Teresa continuó con su marcha con su indómito paso altivo, muy pagada de sí misma. Era ruda y fuerte. Al salir del callejón miró hacia ambos lados de la acera y de no ser por un puñado de chicos a lo lejos la calle estaría desierta. Ella se dispuso a dar un paso hacia adelante y así continuar con su camino a casa, pero antes de completar aquella tarea solo pudo sentir cuando sujetaron con fuerza su cabeza desde atrás y en un momento muy rápido, tan rápido como para que sus ojos no se atrevieran a detectarlo una cuchilla le cercenó la garganta de extremo a extremo. La sorpresa mezclada con el horror de lo que sucedía la dejaron en blanco, nada podía hacer en aquellos escasos segundos de vida que aún le quedaban en su cuerpo. La joven Teresa trató de gritar, pero por su garganta mutilada solamente brotaron los grotescos sonidos de la sangre siendo vertida sobre su pecho y también sobre la acera, y el siniestro balbuceo inentendible que salía de sus cada vez más espasmódicos y rígidos labios. El sonido de la muerte. El cuerpo de la pobre chica se desplomó pesadamente sobre un charco hecho de su propia sangre, justo a los pies de una figura alta y desgravada que se encontraba en la sombra de aquel callejón.

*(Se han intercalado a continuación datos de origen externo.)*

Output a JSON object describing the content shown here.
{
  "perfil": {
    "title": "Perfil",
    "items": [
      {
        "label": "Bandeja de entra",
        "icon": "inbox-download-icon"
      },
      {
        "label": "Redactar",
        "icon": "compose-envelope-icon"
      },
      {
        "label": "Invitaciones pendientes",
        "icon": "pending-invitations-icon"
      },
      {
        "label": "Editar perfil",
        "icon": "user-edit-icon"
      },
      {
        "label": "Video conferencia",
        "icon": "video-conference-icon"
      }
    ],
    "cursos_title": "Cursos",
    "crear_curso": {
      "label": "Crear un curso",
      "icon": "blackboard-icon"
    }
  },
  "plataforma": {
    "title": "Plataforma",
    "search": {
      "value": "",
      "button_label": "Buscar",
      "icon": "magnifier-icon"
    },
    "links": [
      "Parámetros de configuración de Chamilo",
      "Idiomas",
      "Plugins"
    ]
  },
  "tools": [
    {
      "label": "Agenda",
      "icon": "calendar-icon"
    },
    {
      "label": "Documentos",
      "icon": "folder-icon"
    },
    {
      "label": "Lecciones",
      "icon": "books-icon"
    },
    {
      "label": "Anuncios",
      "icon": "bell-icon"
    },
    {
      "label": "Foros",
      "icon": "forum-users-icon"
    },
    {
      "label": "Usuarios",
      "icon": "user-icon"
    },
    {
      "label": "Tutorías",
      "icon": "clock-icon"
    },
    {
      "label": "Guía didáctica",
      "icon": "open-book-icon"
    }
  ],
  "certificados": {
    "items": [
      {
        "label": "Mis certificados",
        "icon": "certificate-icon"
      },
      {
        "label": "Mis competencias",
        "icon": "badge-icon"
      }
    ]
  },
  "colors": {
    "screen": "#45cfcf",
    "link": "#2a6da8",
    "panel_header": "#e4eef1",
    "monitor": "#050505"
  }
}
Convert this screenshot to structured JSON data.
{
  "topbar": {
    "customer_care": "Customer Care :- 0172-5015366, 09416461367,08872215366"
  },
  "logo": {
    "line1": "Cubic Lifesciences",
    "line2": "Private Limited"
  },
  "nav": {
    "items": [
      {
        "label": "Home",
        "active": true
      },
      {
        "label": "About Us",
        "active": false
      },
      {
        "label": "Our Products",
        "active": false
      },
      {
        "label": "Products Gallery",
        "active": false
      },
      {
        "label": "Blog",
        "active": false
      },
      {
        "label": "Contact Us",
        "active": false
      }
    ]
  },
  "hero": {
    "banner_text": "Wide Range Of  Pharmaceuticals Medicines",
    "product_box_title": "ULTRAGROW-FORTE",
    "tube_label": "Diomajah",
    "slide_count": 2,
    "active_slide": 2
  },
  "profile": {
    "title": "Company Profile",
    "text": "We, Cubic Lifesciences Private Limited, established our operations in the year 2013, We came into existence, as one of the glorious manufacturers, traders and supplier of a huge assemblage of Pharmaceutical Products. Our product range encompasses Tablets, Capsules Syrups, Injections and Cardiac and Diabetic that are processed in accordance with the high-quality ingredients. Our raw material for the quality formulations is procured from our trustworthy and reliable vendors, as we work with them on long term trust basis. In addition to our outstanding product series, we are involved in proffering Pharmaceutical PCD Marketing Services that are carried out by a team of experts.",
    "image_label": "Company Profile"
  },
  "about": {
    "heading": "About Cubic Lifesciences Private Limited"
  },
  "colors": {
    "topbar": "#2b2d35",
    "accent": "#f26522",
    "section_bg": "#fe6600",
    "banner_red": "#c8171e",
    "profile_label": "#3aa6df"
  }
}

Aquella persona vestida de negro de los pies a la cabeza sacó a la luz de la calle su enmascarada cabeza y con un siniestro y estoico movimiento miró hacia la derecha y luego a la izquierda; se tomó un par de segundos para observar a aquellos chicos calle arriba, los cuales disfrutaban de la noche sin reparar en los espasmos finales del cuerpo de Teresa. El asesino miró al cielo y suspiró dejando escapar a través del cuero de su oscura mascara un sonido grave y rasposo, tan siniestro como el respirar de la muerte misma. Él, sin llegar a salir en ningún momento de las sombras que lo acobijaban en aquel callejón agarró con su mano enguantada el cabello de Teresa, y así arrastró el cuerpo sin vida de la chica lenta, y de forma inclemente hacia la oscuridad, la cual era su dominio. Allí se encargaría de terminar con su trabajo.